In order to coordinate all shipboard sampling, shipboard scientists from both expeditions are expected to submit sample requests ( no later than 2 months before the beginning of the first expedition. Based on sample requests (shipboard and shore based) submitted by this deadline, the SAC will prepare a tentative sampling plan. The sampling plan will be subject to modification depending upon the actual material recovered and collaborations that may evolve between scientists during the expeditions.

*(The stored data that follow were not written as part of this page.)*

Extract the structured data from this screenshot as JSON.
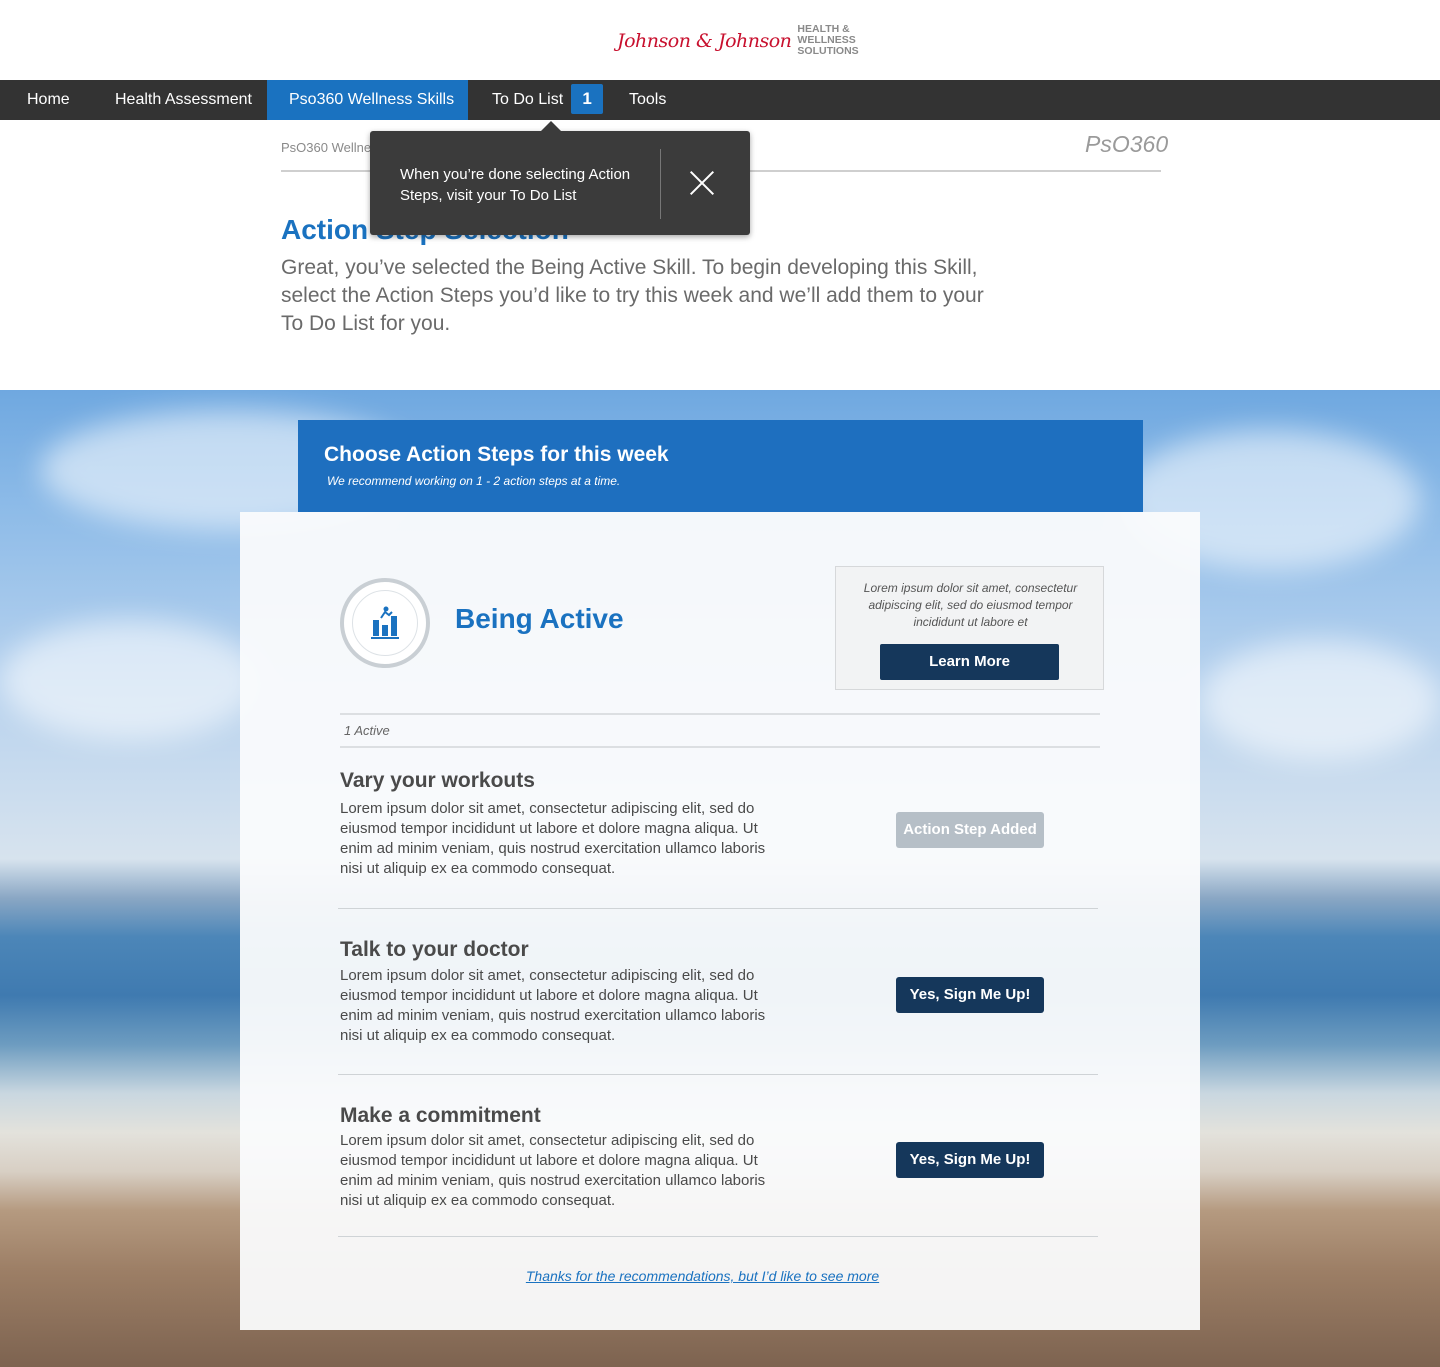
{
  "header": {
    "logo_script": "Johnson & Johnson",
    "logo_line1": "HEALTH &",
    "logo_line2": "WELLNESS",
    "logo_line3": "SOLUTIONS"
  },
  "nav": {
    "items": [
      {
        "label": "Home"
      },
      {
        "label": "Health Assessment"
      },
      {
        "label": "Pso360 Wellness Skills"
      },
      {
        "label": "To Do List",
        "badge": "1"
      },
      {
        "label": "Tools"
      }
    ],
    "active_index": 2
  },
  "breadcrumb": "PsO360 Wellness Skills > Choose a Skill > Being Active: Choose Action Steps",
  "brand_right": "PsO360",
  "tooltip": {
    "text": "When you’re done selecting Action Steps, visit your To Do List"
  },
  "page": {
    "title": "Action Step Selection",
    "intro": "Great, you’ve selected the Being Active Skill.  To begin developing this Skill, select the Action Steps you’d like to try this week and we’ll add them to your To Do List for you."
  },
  "card_header": {
    "title": "Choose Action Steps for this week",
    "subtitle": "We recommend working on 1 - 2 action steps at a time."
  },
  "skill": {
    "name": "Being Active",
    "icon": "activity-chart-icon",
    "info_text": "Lorem ipsum dolor sit amet, consectetur adipiscing elit, sed do eiusmod tempor incididunt ut labore et",
    "learn_more_label": "Learn More",
    "active_count_label": "1 Active"
  },
  "steps": [
    {
      "title": "Vary your workouts",
      "description": "Lorem ipsum dolor sit amet, consectetur adipiscing elit, sed do eiusmod tempor incididunt ut labore et dolore magna aliqua. Ut enim ad minim veniam, quis nostrud exercitation ullamco laboris nisi ut aliquip ex ea commodo consequat.",
      "button_label": "Action Step Added",
      "added": true
    },
    {
      "title": "Talk to your doctor",
      "description": "Lorem ipsum dolor sit amet, consectetur adipiscing elit, sed do eiusmod tempor incididunt ut labore et dolore magna aliqua. Ut enim ad minim veniam, quis nostrud exercitation ullamco laboris nisi ut aliquip ex ea commodo consequat.",
      "button_label": "Yes, Sign Me Up!",
      "added": false
    },
    {
      "title": "Make a commitment",
      "description": "Lorem ipsum dolor sit amet, consectetur adipiscing elit, sed do eiusmod tempor incididunt ut labore et dolore magna aliqua. Ut enim ad minim veniam, quis nostrud exercitation ullamco laboris nisi ut aliquip ex ea commodo consequat.",
      "button_label": "Yes, Sign Me Up!",
      "added": false
    }
  ],
  "more_link": "Thanks for the recommendations, but I’d like to see more",
  "colors": {
    "primary_blue": "#1a72c0",
    "navy_button": "#15375b",
    "navbar": "#333333",
    "added_button": "#b6bfc7",
    "brand_red": "#c8102e"
  }
}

Based on prior results coring serpentinized peridotite during ODP Legs 153 and 209, we expect to recover 500–700 m of core during the two expeditions (as much as 400 m of serpentinized peridotite and lesser gabbro and, possibly, 200 m of basalt). The minimum permanent archive will be the standard archive half of each core. Samples for shipboard studies will be collected routinely (likely daily) following core labeling, nondestructive whole-core measurements (multisensor track measurements and possibly whole-core images), core splitting, close-up photography of intervals of interest, and core description. Shipboard samples for geochemical, mineralogical, and fabric analyses and for physical property measurements will be extracted from working halves of cores by the shipboard party. When possible, our goal will be to make as many measurements as possible on common samples, thus reducing the amount of material removed from the core and enhancing the opportunity for data correlation.

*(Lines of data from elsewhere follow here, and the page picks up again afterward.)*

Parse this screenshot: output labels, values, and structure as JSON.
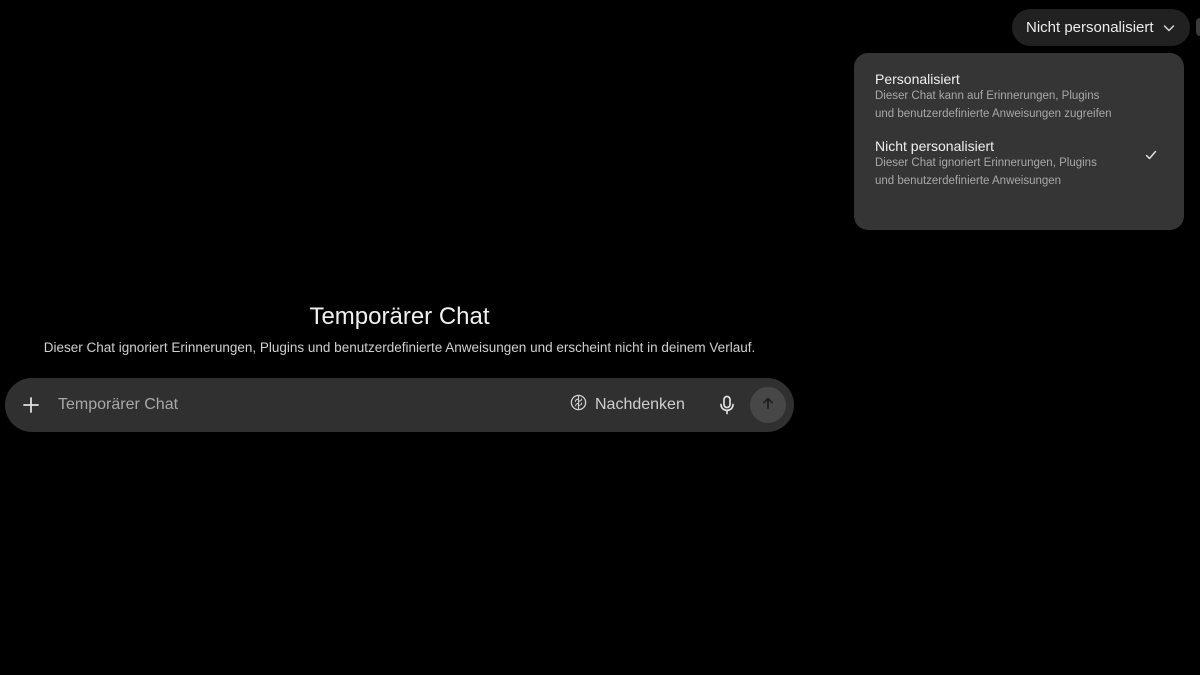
{
  "header": {
    "mode_selector": {
      "label": "Nicht personalisiert",
      "icon": "chevron-down-icon"
    }
  },
  "mode_menu": {
    "items": [
      {
        "title": "Personalisiert",
        "description": "Dieser Chat kann auf Erinnerungen, Plugins und benutzerdefinierte Anweisungen zugreifen",
        "selected": false
      },
      {
        "title": "Nicht personalisiert",
        "description": "Dieser Chat ignoriert Erinnerungen, Plugins und benutzerdefinierte Anweisungen",
        "selected": true
      }
    ],
    "selected_icon": "checkmark-icon"
  },
  "main": {
    "title": "Temporärer Chat",
    "subtitle": "Dieser Chat ignoriert Erinnerungen, Plugins und benutzerdefinierte Anweisungen und erscheint nicht in deinem Verlauf."
  },
  "composer": {
    "placeholder": "Temporärer Chat",
    "value": "",
    "think_label": "Nachdenken",
    "icons": {
      "attach": "plus-icon",
      "think": "brain-icon",
      "voice": "microphone-icon",
      "send": "arrow-up-icon"
    }
  },
  "colors": {
    "background": "#000000",
    "menu_background": "#353535",
    "composer_background": "#303030",
    "send_button": "#474747",
    "text_primary": "#ececec",
    "text_secondary": "#a8a8a8"
  }
}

In order to provide the entire science party access to the cores from both expeditions and the opportunity to formulate sampling strategies based on the entire recovery, sampling for postcruise research must take place on shore after the second expedition. Some personal sampling for ephemeral properties, microbiology, and/or whole-round samples will take place during each expedition; however, the bulk of personal sampling will take place at a shore-based repository. Although the cores from these expeditions will eventually be stored at the Bremen Core Repository (Germany), for logistical reasons the cores will be shipped directly to the Gulf Coast Repository at Texas A&M University (TAMU; USA), which is better equipped to handle a postcruise sampling program of this magnitude. The most convenient and cost-effective time to hold this sampling party would be in conjunction with the postcruise meeting held at IODP-TAMU for editing the expedition report, ~3 months after the end of Expedition 305. Coordination between the science parties will be accomplished by the SAC, and preparation of detailed records for preferred sampling intervals of each participant will be done during the expeditions. With this preparation, a 3–4 day meeting at the Gulf Coast Repository, with all sampling participants from both expeditions including approved shore-based researchers, should be sufficient for completion of all tasks. This time estimate is based on the single sampling party held at the conclusion of ODP Leg 209, where nearly 400 m of core was sampled.

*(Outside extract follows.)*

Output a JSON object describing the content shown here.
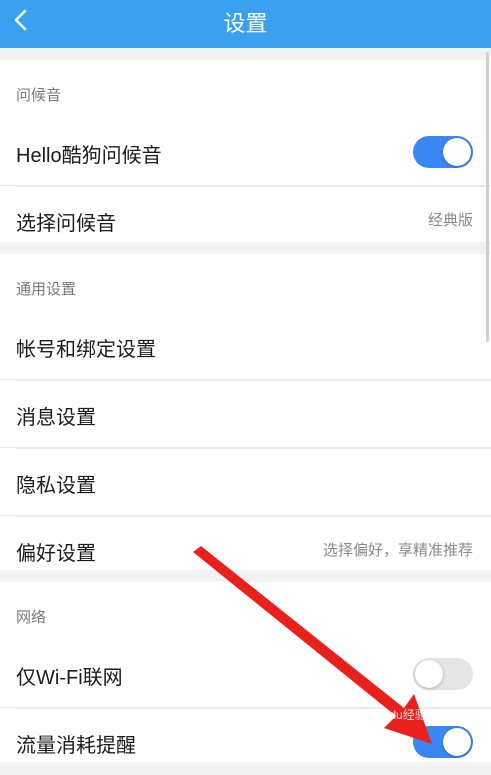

For the purpose of developing sample requests, participating scientists could expect to receive on the order of 25–100 samples of no more than 15 cm3. This is based on historic precedent from ODP designed to enable scientists to complete a research program and meet the established publication deadlines. For these expeditions, all personal sample frequencies and sample volumes taken from the working half of the core must be justified on a scientific basis and will be dependent on core recovery, the full spectrum of other requests, and the project objectives. Postcruise research projects that require more frequent sampling or larger sample volumes should be further justified in sample requests. Some redundancy of measurement is unavoidable, but minimizing redundancy of measurements among the shipboard party and identified shore-based collaborators will be a factor in evaluating sample requests.

If some critical intervals are recovered (e.g., fault gouge, veins, fresh peridotite, gabbroic intervals, melt lenses, etc.), there may be considerable demand for samples from a limited amount of cored material. These intervals may require special handling, a higher sampling density, reduced sample size, or continuous core sampling by a single investigator. A sampling plan coordinated by the SAC may be required before critical intervals are sampled.